Clara acabó diciendo: «Maldigo a mi padre que me dejó creer que yo era compositora»; «las mujeres no han nacido para componer»; «la composición ya no es posible, tengo que fijar esto en mi estúpida cabeza».

Se cuenta que, durante la estancia de Félix Mendelssohn en el Palacio de Windsor, la reina Victoria lo felicitó por un lied compuesto por él y titulado Italien, lied, que ella cantaba muy a menudo. Parece que Félix, visiblemente turbado, tuvo que confesarle que no era suyo, sino de su hermana Fanny, compositora alabada por Gounod, por Goethe y por su propio hermano; Félix, de vez en cuando, enviaba a Fanny composiciones para armonizar, pero pensaba, y se lo «sugería» por medio de su madre, que Fanny, en lugar de componer, debería dedicarse a labores «más propias de su sexo».

La historia de las mujeres músicas está llena de ejemplos como estos. Mujeres como Alma Schlindler, la esposa de Mahler, a la que Gustav prohibió expresamente componer; Anna Maria Scarlatti, hermana de Alessandro, que llegó a ser maestra de capilla y encarcelada por tal motivo después de un escándalo… Pero la mayoría ha permanecido en el anonimato: mujeres anónimas del Ospedale della Pietà, en Venecia, que interpretaban la música compuesta por Vivaldi, su director de orquesta; las capillas musicales de los monasterios de monjas medievales, como la del monasterio de las Huelgas en Burgos; «maestras de conciertos» y directoras de orquesta cuyos nombres no han pasado a los tratados ni a las menciones de los críticos; mujeres que han hecho música en su casa, entre otras cosas, porque no podían salir de ella… Las mujeres han hecho música en todas las épocas y en todas las culturas, unas veces dentro de los límites permitidos a su sexo y otras saliéndose de ellos.

Músicas «femeninas»

Pero ¿cuáles han sido esos límites, esas funciones permitidas a las mujeres por la sociedad?

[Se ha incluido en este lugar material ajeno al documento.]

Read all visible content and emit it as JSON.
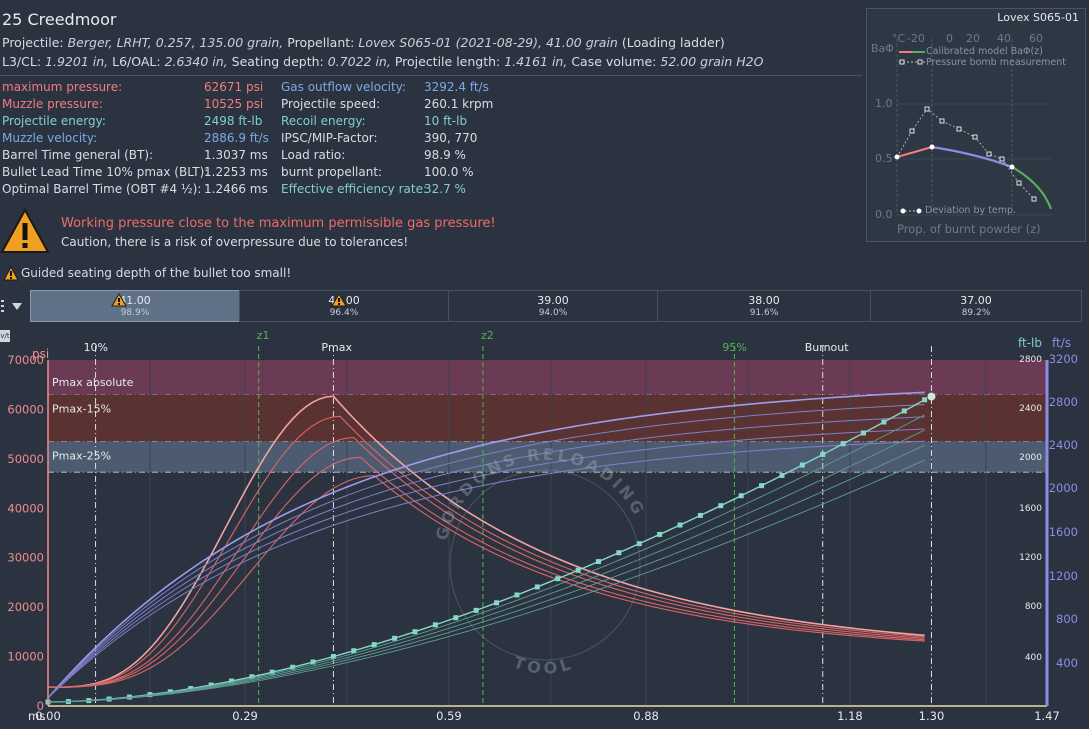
{
  "title": "25 Creedmoor",
  "info": {
    "projectile_label": "Projectile:",
    "projectile_value": "Berger, LRHT, 0.257, 135.00 grain,",
    "propellant_label": "Propellant:",
    "propellant_value": "Lovex S065-01 (2021-08-29), 41.00 grain",
    "loading_ladder": "(Loading ladder)",
    "l3cl_label": "L3/CL:",
    "l3cl_value": "1.9201 in,",
    "l6oal_label": "L6/OAL:",
    "l6oal_value": "2.6340 in,",
    "seating_label": "Seating depth:",
    "seating_value": "0.7022 in,",
    "projlen_label": "Projectile length:",
    "projlen_value": "1.4161 in,",
    "casevol_label": "Case volume:",
    "casevol_value": "52.00 grain H2O"
  },
  "metrics_left": [
    {
      "label": "maximum pressure:",
      "value": "62671 psi",
      "color": "red"
    },
    {
      "label": "Muzzle pressure:",
      "value": "10525 psi",
      "color": "red"
    },
    {
      "label": "Projectile energy:",
      "value": "2498 ft-lb",
      "color": "teal"
    },
    {
      "label": "Muzzle velocity:",
      "value": "2886.9 ft/s",
      "color": "blue"
    },
    {
      "label": "Barrel Time general (BT):",
      "value": "1.3037 ms",
      "color": "plain"
    },
    {
      "label": "Bullet Lead Time 10% pmax (BLT):",
      "value": "1.2253 ms",
      "color": "plain"
    },
    {
      "label": "Optimal Barrel Time (OBT #4 ½):",
      "value": "1.2466 ms",
      "color": "plain"
    }
  ],
  "metrics_right": [
    {
      "label": "Gas outflow velocity:",
      "value": "3292.4 ft/s",
      "color": "blue"
    },
    {
      "label": "Projectile speed:",
      "value": "260.1 krpm",
      "color": "plain"
    },
    {
      "label": "Recoil energy:",
      "value": "10 ft-lb",
      "color": "teal"
    },
    {
      "label": "IPSC/MIP-Factor:",
      "value": "390, 770",
      "color": "plain"
    },
    {
      "label": "Load ratio:",
      "value": "98.9 %",
      "color": "plain"
    },
    {
      "label": "burnt propellant:",
      "value": "100.0 %",
      "color": "plain"
    },
    {
      "label": "Effective efficiency rate:",
      "value": "32.7 %",
      "color": "teal"
    }
  ],
  "warning": {
    "title": "Working pressure close to the maximum permissible gas pressure!",
    "subtitle": "Caution, there is a risk of overpressure due to tolerances!",
    "seating": "Guided seating depth of the bullet too small!"
  },
  "mini_chart": {
    "title": "Lovex S065-01",
    "temp_unit": "°C",
    "temp_ticks": [
      "-20",
      "0",
      "20",
      "40",
      "60"
    ],
    "ylabel": "BaΦ",
    "yticks": [
      "1.0",
      "0.5",
      "0.0"
    ],
    "legend_model": "Calibrated model BaΦ(z)",
    "legend_bomb": "Pressure bomb measurement",
    "legend_dev": "Deviation by temp.",
    "xlabel": "Prop. of burnt powder (z)"
  },
  "tabs": [
    {
      "value": "41.00",
      "percent": "98.9%",
      "warn": true,
      "active": true
    },
    {
      "value": "40.00",
      "percent": "96.4%",
      "warn": true,
      "active": false
    },
    {
      "value": "39.00",
      "percent": "94.0%",
      "warn": false,
      "active": false
    },
    {
      "value": "38.00",
      "percent": "91.6%",
      "warn": false,
      "active": false
    },
    {
      "value": "37.00",
      "percent": "89.2%",
      "warn": false,
      "active": false
    }
  ],
  "menu_icon": "list-icon",
  "chart_toggle": "v/t",
  "chart_data": {
    "type": "line",
    "x_unit": "ms",
    "xticks": [
      "0.00",
      "0.29",
      "0.59",
      "0.88",
      "1.18",
      "1.30",
      "1.47"
    ],
    "xlim": [
      0,
      1.47
    ],
    "ylabel_left": "psi",
    "ylim_left": [
      0,
      70000
    ],
    "yticks_left": [
      "0",
      "10000",
      "20000",
      "30000",
      "40000",
      "50000",
      "60000",
      "70000"
    ],
    "ylabel_energy": "ft-lb",
    "yticks_energy": [
      "400",
      "800",
      "1200",
      "1600",
      "2000",
      "2400",
      "2800"
    ],
    "ylabel_velocity": "ft/s",
    "yticks_velocity": [
      "400",
      "800",
      "1200",
      "1600",
      "2000",
      "2400",
      "2800",
      "3200"
    ],
    "markers": [
      {
        "label": "10%",
        "x": 0.07
      },
      {
        "label": "z1",
        "x": 0.31
      },
      {
        "label": "Pmax",
        "x": 0.42
      },
      {
        "label": "z2",
        "x": 0.64
      },
      {
        "label": "95%",
        "x": 1.01
      },
      {
        "label": "Burnout",
        "x": 1.14
      },
      {
        "label": "",
        "x": 1.3
      }
    ],
    "bands": [
      {
        "label": "Pmax absolute",
        "from": 63000,
        "to": 70000,
        "color": "#6b3a55"
      },
      {
        "label": "Pmax-15%",
        "from": 53500,
        "to": 63000,
        "color": "#5a3232"
      },
      {
        "label": "Pmax-25%",
        "from": 47300,
        "to": 53500,
        "color": "#4d5b70"
      }
    ],
    "pressure_series": [
      {
        "charge": "41.00",
        "peak": 62671,
        "peak_t": 0.42
      },
      {
        "charge": "40.00",
        "peak": 58600,
        "peak_t": 0.43
      },
      {
        "charge": "39.00",
        "peak": 54300,
        "peak_t": 0.45
      },
      {
        "charge": "38.00",
        "peak": 50300,
        "peak_t": 0.46
      },
      {
        "charge": "37.00",
        "peak": 46600,
        "peak_t": 0.48
      }
    ],
    "muzzle_pressure": 10525,
    "velocity_end": 2886.9,
    "energy_end": 2498
  },
  "watermark": {
    "top": "GORDONS RELOADING",
    "bottom": "TOOL"
  },
  "colors": {
    "bg": "#2b3340",
    "pressure": "#f08c8c",
    "velocity": "#8c8ce6",
    "energy": "#7fd0c0",
    "marker_green": "#58b058"
  }
}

Hay algunos tipos de música que han sido considerados propios de mujeres, como las nanas o cantos cuneros, los cánticos plañideros, canciones de trabajos «femeninos» y cantos eróticos (destinados al erotismo de los hombres). Estos tipos de música se derivan de las funciones que tradicionalmente han sido realizadas por las mujeres, y contribuyen a que persistan estas funciones: cuidar a los niños, llorar a los muertos (como una forma de expresión de los sentimientos colectivos, que de cara al exterior se considera impropia de los hombres), realizar los trabajos domésticos (así como la mayor parte de los agrícolas y textiles) y agradar y servir sexualmente a los hombres (las danzas y cantos eróticos estaban ligados muchas veces a servicios sexuales). Todas estas composiciones musicales de mujeres son «música útil» para la sociedad patriarcal, para afianzar la separación de los sexos y la preponderancia de uno sobre otro.

Pero, a veces, las mujeres han invadido, por decirlo de alguna manera, el terreno de poder y preponderancia reservado a los hombres, o por lo menos han intentado invadirlo. ¿En qué condiciones?

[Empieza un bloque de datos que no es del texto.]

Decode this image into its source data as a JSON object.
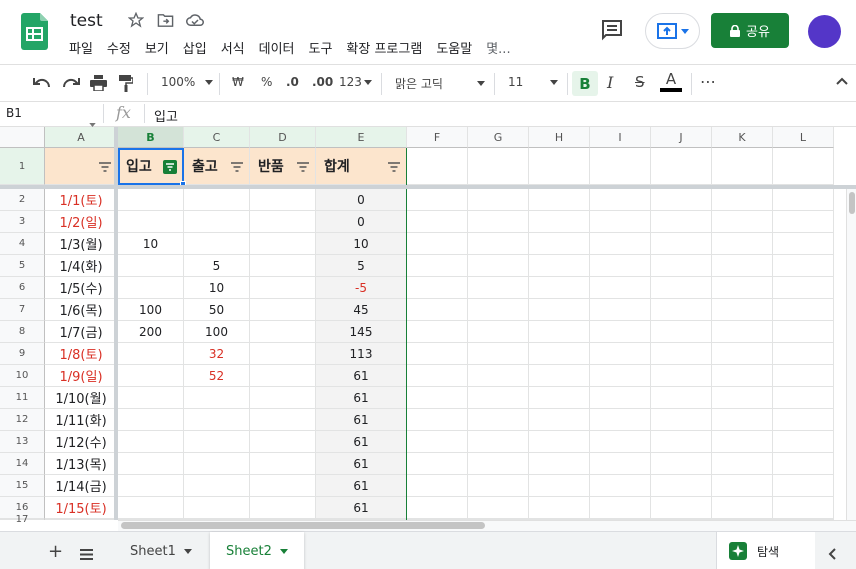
{
  "header": {
    "title": "test",
    "menu": [
      "파일",
      "수정",
      "보기",
      "삽입",
      "서식",
      "데이터",
      "도구",
      "확장 프로그램",
      "도움말",
      "몇..."
    ],
    "share_label": "공유"
  },
  "toolbar": {
    "zoom": "100%",
    "currency": "₩",
    "percent": "%",
    "dec_less": ".0",
    "dec_more": ".00",
    "format": "123",
    "font": "맑은 고딕",
    "font_size": "11",
    "bold": "B",
    "italic": "I",
    "strike": "S",
    "text_color": "A",
    "more": "⋯"
  },
  "formula_bar": {
    "cell_ref": "B1",
    "fx": "fx",
    "value": "입고"
  },
  "columns": [
    "A",
    "B",
    "C",
    "D",
    "E",
    "F",
    "G",
    "H",
    "I",
    "J",
    "K",
    "L"
  ],
  "header_row": {
    "b": "입고",
    "c": "출고",
    "d": "반품",
    "e": "합계"
  },
  "rows": [
    {
      "num": "2",
      "date": "1/1(토)",
      "in": "",
      "out": "",
      "total": "0",
      "date_red": true
    },
    {
      "num": "3",
      "date": "1/2(일)",
      "in": "",
      "out": "",
      "total": "0",
      "date_red": true
    },
    {
      "num": "4",
      "date": "1/3(월)",
      "in": "10",
      "out": "",
      "total": "10"
    },
    {
      "num": "5",
      "date": "1/4(화)",
      "in": "",
      "out": "5",
      "total": "5"
    },
    {
      "num": "6",
      "date": "1/5(수)",
      "in": "",
      "out": "10",
      "total": "-5",
      "total_red": true
    },
    {
      "num": "7",
      "date": "1/6(목)",
      "in": "100",
      "out": "50",
      "total": "45"
    },
    {
      "num": "8",
      "date": "1/7(금)",
      "in": "200",
      "out": "100",
      "total": "145"
    },
    {
      "num": "9",
      "date": "1/8(토)",
      "in": "",
      "out": "32",
      "total": "113",
      "date_red": true,
      "out_red": true
    },
    {
      "num": "10",
      "date": "1/9(일)",
      "in": "",
      "out": "52",
      "total": "61",
      "date_red": true,
      "out_red": true
    },
    {
      "num": "11",
      "date": "1/10(월)",
      "in": "",
      "out": "",
      "total": "61"
    },
    {
      "num": "12",
      "date": "1/11(화)",
      "in": "",
      "out": "",
      "total": "61"
    },
    {
      "num": "13",
      "date": "1/12(수)",
      "in": "",
      "out": "",
      "total": "61"
    },
    {
      "num": "14",
      "date": "1/13(목)",
      "in": "",
      "out": "",
      "total": "61"
    },
    {
      "num": "15",
      "date": "1/14(금)",
      "in": "",
      "out": "",
      "total": "61"
    },
    {
      "num": "16",
      "date": "1/15(토)",
      "in": "",
      "out": "",
      "total": "61",
      "date_red": true
    },
    {
      "num": "17",
      "date": "",
      "in": "",
      "out": "",
      "total": ""
    }
  ],
  "sheets": {
    "sheet1": "Sheet1",
    "sheet2": "Sheet2",
    "explore": "탐색"
  },
  "colors": {
    "green": "#188038",
    "header_fill": "#fce5cd",
    "red": "#d93025",
    "avatar": "#5436c8"
  }
}
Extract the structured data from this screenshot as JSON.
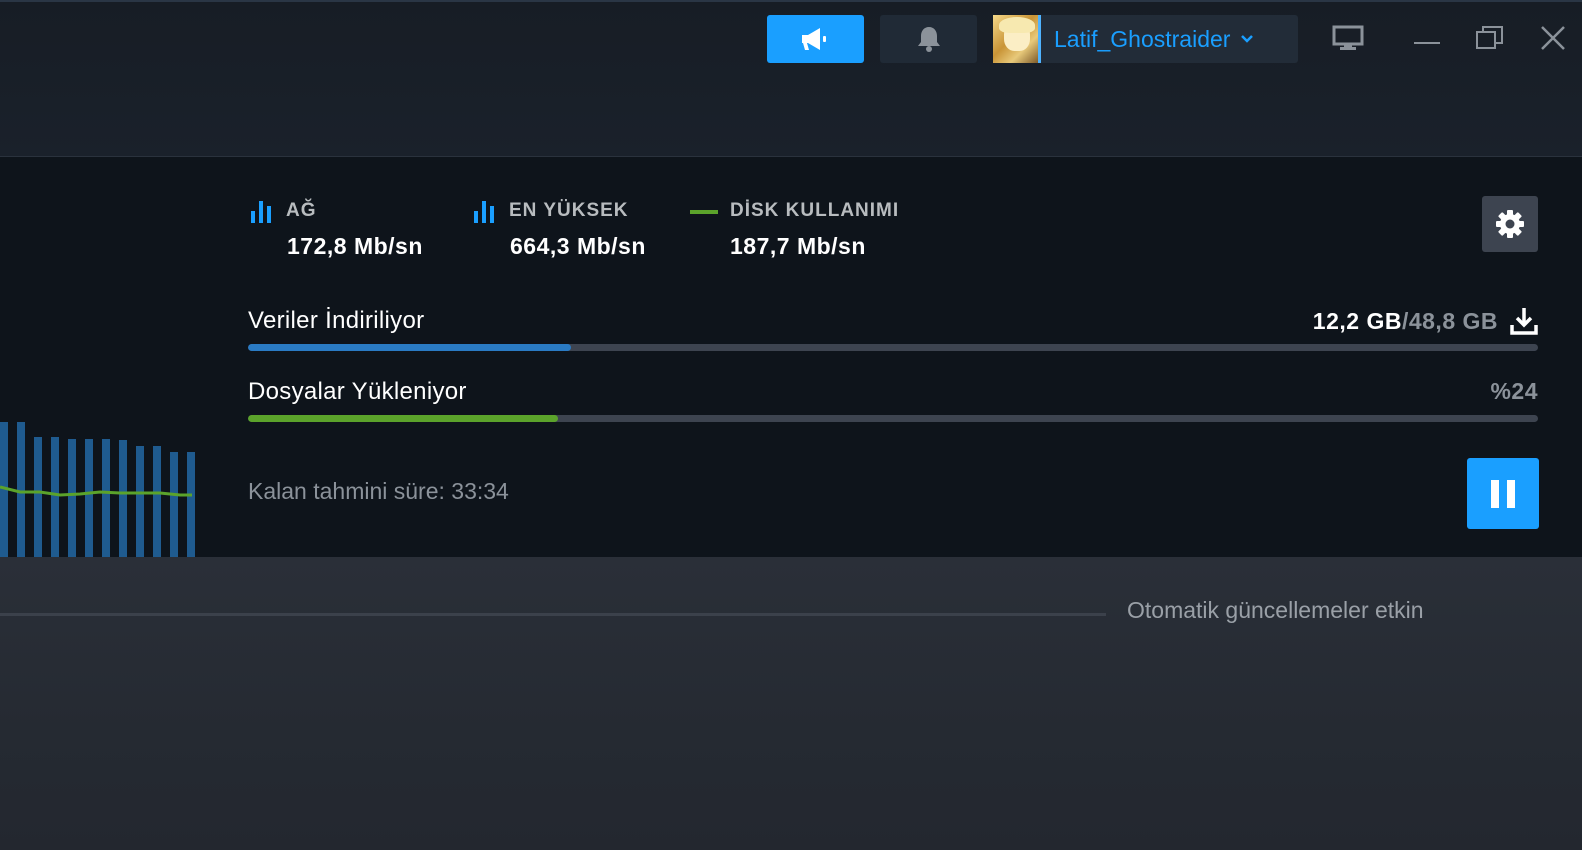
{
  "header": {
    "username": "Latif_Ghostraider",
    "icons": {
      "announce": "megaphone-icon",
      "notifications": "bell-icon",
      "user_menu": "chevron-down-icon",
      "big_picture": "monitor-icon",
      "minimize": "minimize-icon",
      "maximize": "restore-icon",
      "close": "close-icon"
    },
    "colors": {
      "accent": "#1a9fff"
    }
  },
  "stats": {
    "network": {
      "label": "AĞ",
      "value": "172,8 Mb/sn",
      "icon": "bar-chart-icon"
    },
    "peak": {
      "label": "EN YÜKSEK",
      "value": "664,3 Mb/sn",
      "icon": "bar-chart-icon"
    },
    "disk": {
      "label": "DİSK KULLANIMI",
      "value": "187,7 Mb/sn",
      "icon": "line-legend-icon",
      "color": "#5ba32b"
    }
  },
  "download": {
    "title": "Veriler İndiriliyor",
    "done": "12,2 GB",
    "separator": "/",
    "total": "48,8 GB",
    "progress": 0.25,
    "icon": "download-icon",
    "bar_color": "#2a7bc4"
  },
  "files": {
    "title": "Dosyalar Yükleniyor",
    "percent_text": "%24",
    "progress": 0.24,
    "bar_color": "#5ba32b"
  },
  "eta": "Kalan tahmini süre: 33:34",
  "buttons": {
    "settings_icon": "gear-icon",
    "pause_icon": "pause-icon"
  },
  "footer": {
    "auto_updates": "Otomatik güncellemeler etkin"
  }
}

Toda la música hecha por las mujeres, tanto la «propia» como la «impropia», ha tenido una serie de características —más bien limitaciones— comunes.

Una de ellas es el carácter de «música “no profesional”» y, por tanto, no remunerada o remunerada muy por debajo de la de los hombres. Así, en el siglo xix o en el Renacimiento, el trabajo de las mujeres en el campo musical se consideraba «de adorno». Ejemplo de ello es un anuncio publicado en el diario El Norte de Castilla en 1984:

La artística. Academia de solfeo, arpa, piano y armonía. Esta academia se compone de dos secciones, una artística educativa, o sea, de adorno y otra artística profesional con aplicación de sus estudios a la Escuela Nacional de Música de Madrid.

El ser profesora de asignaturas «de adorno» constituía la única opción profesional o semirremunerada de las señoritas músicas de principios de siglo. La música era un «adorno» que contribuía a dotar a la futura madre de familia de mayores encantos a la hora del matrimonio; era una especie de «dote» mayor que unir a la belleza, la «delicadeza» o la hidalguía familiar.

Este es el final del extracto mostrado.